Bir kurabiye misali yandı gitti gençliğimiz
Yerimizden kalkamaz olduk kalmadı dinçliğimiz
Dertlerle kaynayıp haksızlıkla piştiğimiz
Kalkmak isteyince ayağa bir daha düştüğümüz
Hakkını bile arayamıyordu geleceğin güvencesi
Bomboş bir gençlikte doluydu vatan şinesi
Görülmemiştir şiddetli depremin böylesi
Bu vatanı bunlara mı emanet etmişti dedesi
Durun dinleyin gelecek size neler söylüyor
Belkide ecdadı nın mezarda kemiği sızlıyor
Kimimiz aç gezerken kimisi et közlüyor
Uyanda kendine gel vatan senden neler gözlüyor
Boş şeyler empoze edilmiş körpe beynine
Çarkların hepsi dönerken üç beş zengine
Çaresizmiş sin ağlıyormuş sun dün yine
Kalk artık umutla merhaba de yeni bir güne
Bildiği tek şey yiyip içip eğlenmek olmuş
Genç kızımız baba evini unutup diskotekte uyumuş
Demir attığı yer ne bir liman ne bir koymuş
Bir güneş kadar sıcak ATATÜRK gençliği kaybolmuş
Sıcacık bir yatakta boş bir rüyaya yatmış genç dimağlar
Çiçek açıp meyve vermez olmuş yemyeşil bağlar
Bu derde dayanamaz ne hastalar ne sağlar
Bu gençliğin heybetiyle yıkılması lazım yükselen surlar.

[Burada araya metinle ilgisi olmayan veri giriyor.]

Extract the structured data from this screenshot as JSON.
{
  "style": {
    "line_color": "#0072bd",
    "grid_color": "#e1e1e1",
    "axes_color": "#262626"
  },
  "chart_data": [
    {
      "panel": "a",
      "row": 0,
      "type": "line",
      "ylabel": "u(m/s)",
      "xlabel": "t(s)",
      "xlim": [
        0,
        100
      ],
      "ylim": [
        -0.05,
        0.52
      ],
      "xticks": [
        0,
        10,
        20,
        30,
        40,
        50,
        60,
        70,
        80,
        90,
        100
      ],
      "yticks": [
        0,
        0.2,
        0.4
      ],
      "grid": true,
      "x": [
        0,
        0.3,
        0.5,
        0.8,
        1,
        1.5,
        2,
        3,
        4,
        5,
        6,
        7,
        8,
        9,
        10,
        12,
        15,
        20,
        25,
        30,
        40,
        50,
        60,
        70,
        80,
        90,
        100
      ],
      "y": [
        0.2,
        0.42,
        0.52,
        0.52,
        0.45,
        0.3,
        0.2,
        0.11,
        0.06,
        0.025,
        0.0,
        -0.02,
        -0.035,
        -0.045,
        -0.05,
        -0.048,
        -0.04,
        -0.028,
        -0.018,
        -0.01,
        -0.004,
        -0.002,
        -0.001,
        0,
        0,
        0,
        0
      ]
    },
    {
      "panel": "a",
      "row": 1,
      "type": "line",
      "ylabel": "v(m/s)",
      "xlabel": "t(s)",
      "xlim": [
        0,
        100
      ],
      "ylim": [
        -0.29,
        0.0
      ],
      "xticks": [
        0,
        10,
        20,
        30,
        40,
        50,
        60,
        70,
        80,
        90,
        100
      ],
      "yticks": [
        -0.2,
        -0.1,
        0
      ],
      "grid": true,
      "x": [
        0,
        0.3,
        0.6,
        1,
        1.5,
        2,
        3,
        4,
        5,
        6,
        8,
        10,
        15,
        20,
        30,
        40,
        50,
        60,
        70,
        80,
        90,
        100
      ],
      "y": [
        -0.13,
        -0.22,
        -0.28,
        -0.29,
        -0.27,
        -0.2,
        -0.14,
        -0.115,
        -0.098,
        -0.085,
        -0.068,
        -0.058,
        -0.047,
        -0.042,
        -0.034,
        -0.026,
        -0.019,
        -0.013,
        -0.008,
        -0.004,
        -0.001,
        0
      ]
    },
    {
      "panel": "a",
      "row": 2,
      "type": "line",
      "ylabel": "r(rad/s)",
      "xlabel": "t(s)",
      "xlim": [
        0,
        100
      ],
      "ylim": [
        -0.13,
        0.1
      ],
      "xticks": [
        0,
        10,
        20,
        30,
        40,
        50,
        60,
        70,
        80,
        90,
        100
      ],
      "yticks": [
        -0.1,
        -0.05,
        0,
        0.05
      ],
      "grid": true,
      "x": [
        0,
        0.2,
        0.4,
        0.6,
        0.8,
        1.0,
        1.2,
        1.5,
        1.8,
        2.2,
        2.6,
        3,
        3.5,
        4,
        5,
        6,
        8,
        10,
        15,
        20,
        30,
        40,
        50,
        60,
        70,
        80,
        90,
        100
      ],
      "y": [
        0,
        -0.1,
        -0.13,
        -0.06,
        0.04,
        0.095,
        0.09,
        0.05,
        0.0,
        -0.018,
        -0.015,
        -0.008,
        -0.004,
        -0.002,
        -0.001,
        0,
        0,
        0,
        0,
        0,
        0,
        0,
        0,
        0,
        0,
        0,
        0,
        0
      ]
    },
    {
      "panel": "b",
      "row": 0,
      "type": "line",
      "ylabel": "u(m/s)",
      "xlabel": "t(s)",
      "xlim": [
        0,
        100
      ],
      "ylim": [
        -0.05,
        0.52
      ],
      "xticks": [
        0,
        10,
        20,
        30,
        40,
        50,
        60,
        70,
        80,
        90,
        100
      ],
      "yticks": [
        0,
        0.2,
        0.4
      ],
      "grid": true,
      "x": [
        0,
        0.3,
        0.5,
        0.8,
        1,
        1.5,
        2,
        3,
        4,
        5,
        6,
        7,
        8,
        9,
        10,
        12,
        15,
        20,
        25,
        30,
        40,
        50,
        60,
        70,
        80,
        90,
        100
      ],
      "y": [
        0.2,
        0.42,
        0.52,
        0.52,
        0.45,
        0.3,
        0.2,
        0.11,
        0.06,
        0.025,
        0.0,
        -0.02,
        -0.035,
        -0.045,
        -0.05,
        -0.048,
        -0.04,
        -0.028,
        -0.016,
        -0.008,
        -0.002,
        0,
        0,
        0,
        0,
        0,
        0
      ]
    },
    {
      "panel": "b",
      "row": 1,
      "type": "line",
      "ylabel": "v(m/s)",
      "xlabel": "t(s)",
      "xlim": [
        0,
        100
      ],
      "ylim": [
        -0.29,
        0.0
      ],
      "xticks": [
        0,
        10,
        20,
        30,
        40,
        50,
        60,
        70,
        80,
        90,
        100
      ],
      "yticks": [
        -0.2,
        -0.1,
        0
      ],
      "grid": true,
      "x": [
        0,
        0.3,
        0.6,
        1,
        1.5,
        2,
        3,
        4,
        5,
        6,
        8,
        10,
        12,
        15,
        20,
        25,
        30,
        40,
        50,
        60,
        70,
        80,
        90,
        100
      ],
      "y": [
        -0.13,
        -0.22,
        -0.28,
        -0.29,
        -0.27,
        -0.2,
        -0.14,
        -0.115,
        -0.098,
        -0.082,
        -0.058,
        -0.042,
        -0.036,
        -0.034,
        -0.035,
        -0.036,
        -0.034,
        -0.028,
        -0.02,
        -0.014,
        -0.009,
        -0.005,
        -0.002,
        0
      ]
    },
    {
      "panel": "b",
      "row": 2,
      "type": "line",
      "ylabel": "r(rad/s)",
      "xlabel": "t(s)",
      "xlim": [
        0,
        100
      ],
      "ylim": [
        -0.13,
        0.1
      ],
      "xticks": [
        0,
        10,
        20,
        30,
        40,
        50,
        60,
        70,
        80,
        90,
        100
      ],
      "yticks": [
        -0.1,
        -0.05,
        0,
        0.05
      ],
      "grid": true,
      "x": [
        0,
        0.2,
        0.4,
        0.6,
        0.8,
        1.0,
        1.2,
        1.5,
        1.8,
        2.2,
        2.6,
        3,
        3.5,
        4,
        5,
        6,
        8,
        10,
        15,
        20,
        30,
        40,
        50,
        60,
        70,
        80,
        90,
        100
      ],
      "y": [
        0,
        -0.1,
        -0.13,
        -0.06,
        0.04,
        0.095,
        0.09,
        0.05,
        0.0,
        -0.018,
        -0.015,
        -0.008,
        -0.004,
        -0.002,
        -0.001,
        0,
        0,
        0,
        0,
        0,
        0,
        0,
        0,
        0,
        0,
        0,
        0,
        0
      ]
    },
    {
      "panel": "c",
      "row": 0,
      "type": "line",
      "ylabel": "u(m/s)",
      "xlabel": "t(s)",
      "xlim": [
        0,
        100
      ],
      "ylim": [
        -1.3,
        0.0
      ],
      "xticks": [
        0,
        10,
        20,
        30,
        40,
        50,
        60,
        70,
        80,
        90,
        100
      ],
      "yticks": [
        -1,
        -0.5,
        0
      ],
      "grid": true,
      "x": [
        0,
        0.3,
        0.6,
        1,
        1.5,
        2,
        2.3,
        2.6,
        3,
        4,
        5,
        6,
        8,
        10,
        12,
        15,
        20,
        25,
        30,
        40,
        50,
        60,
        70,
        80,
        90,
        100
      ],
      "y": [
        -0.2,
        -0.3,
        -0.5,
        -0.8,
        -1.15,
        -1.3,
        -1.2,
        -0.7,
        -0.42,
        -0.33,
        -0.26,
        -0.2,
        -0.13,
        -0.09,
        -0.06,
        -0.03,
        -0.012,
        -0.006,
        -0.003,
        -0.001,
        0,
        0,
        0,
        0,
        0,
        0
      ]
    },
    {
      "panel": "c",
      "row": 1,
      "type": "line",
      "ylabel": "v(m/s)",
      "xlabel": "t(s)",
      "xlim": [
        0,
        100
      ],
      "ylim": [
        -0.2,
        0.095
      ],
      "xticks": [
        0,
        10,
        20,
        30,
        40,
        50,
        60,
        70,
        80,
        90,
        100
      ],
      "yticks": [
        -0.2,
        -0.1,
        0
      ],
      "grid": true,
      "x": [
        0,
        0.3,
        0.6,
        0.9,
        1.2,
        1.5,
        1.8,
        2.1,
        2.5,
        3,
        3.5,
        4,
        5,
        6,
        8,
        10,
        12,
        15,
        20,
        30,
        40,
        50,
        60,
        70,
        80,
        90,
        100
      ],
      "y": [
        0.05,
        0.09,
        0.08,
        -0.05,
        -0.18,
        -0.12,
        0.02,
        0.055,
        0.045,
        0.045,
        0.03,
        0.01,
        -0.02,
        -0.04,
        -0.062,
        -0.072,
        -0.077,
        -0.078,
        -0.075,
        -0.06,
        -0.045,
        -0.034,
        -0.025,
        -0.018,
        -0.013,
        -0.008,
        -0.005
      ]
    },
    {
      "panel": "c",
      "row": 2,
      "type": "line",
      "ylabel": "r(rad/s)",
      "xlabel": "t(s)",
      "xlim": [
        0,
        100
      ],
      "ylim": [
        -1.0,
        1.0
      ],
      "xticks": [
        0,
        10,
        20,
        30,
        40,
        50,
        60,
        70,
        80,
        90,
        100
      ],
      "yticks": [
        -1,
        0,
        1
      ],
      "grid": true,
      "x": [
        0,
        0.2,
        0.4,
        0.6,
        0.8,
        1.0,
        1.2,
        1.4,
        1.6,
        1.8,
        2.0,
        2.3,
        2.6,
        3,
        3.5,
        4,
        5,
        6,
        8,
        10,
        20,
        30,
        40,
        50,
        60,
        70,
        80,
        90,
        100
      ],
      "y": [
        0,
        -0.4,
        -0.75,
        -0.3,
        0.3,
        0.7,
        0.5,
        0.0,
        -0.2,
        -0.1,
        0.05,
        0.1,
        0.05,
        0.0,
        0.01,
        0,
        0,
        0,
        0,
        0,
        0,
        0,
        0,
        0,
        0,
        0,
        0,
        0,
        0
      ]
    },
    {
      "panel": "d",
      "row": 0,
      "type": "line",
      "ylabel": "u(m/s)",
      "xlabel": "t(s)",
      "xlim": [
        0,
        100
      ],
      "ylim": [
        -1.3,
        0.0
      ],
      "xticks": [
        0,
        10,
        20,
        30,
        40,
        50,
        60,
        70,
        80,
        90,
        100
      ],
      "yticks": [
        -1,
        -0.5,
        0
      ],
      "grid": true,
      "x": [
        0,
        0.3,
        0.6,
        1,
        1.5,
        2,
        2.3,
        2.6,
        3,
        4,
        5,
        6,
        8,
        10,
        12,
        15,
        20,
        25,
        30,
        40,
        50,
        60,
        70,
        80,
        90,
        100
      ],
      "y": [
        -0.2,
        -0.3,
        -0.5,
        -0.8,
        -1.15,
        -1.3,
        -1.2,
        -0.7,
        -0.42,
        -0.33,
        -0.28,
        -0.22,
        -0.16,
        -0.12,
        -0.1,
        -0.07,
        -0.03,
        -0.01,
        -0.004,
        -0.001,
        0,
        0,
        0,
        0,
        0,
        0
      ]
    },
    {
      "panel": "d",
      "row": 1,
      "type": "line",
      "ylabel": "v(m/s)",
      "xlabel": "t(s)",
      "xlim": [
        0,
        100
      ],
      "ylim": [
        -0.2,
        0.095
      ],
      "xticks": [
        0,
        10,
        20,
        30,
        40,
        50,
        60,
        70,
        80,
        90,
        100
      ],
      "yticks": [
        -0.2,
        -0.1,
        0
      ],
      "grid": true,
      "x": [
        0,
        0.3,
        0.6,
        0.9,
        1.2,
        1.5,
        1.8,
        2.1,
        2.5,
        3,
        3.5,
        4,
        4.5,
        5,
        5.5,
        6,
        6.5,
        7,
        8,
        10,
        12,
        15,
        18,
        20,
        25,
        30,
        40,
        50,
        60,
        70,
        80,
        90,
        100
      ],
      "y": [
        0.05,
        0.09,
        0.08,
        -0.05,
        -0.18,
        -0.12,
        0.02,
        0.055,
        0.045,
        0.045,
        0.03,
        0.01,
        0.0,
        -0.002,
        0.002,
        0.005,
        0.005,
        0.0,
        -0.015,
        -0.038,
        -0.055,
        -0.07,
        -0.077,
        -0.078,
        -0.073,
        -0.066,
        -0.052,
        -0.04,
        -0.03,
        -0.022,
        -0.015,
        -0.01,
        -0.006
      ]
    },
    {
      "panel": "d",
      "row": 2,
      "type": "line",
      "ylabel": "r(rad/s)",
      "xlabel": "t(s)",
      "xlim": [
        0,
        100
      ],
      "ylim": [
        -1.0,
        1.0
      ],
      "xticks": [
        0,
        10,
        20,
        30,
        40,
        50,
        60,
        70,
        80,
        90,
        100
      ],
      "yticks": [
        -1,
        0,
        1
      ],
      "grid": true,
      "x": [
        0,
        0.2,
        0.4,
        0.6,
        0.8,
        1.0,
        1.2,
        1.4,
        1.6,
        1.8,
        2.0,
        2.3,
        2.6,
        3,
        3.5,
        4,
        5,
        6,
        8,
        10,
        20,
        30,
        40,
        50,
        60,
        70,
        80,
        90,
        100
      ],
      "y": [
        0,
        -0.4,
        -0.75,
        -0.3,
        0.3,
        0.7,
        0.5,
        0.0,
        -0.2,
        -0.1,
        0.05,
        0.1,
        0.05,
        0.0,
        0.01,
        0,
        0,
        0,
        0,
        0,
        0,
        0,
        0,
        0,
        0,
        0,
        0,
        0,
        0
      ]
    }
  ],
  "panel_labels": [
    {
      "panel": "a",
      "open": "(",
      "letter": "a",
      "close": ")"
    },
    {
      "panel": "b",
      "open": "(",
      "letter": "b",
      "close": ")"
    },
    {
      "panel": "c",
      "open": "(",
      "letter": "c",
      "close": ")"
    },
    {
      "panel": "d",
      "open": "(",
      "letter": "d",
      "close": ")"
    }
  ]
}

Durun gardaşlarım kulak verin ecdadımızın sesine
Sahip çıkmaz olmuş öz babası güzel annesine
Sen susarsan kim biner adaletsizliğin tepesine
Tez günde şahlanıp dur demelisin hepsine
Hüseyin im bende gençliğimin körpe zamanın dayım
Kim iyiden güzelden yanaysa onun yanındayım
Belkide elli milyon içinde zerre kadar noktadayım
Ben Türk gençiyim gündüzlerin güneşi gecelerin yıldızıyım
(SİVASLIM 30.04.1988)
NOT:O ZAMANLAR TÜRKİYE ELLİ MİLYONDU.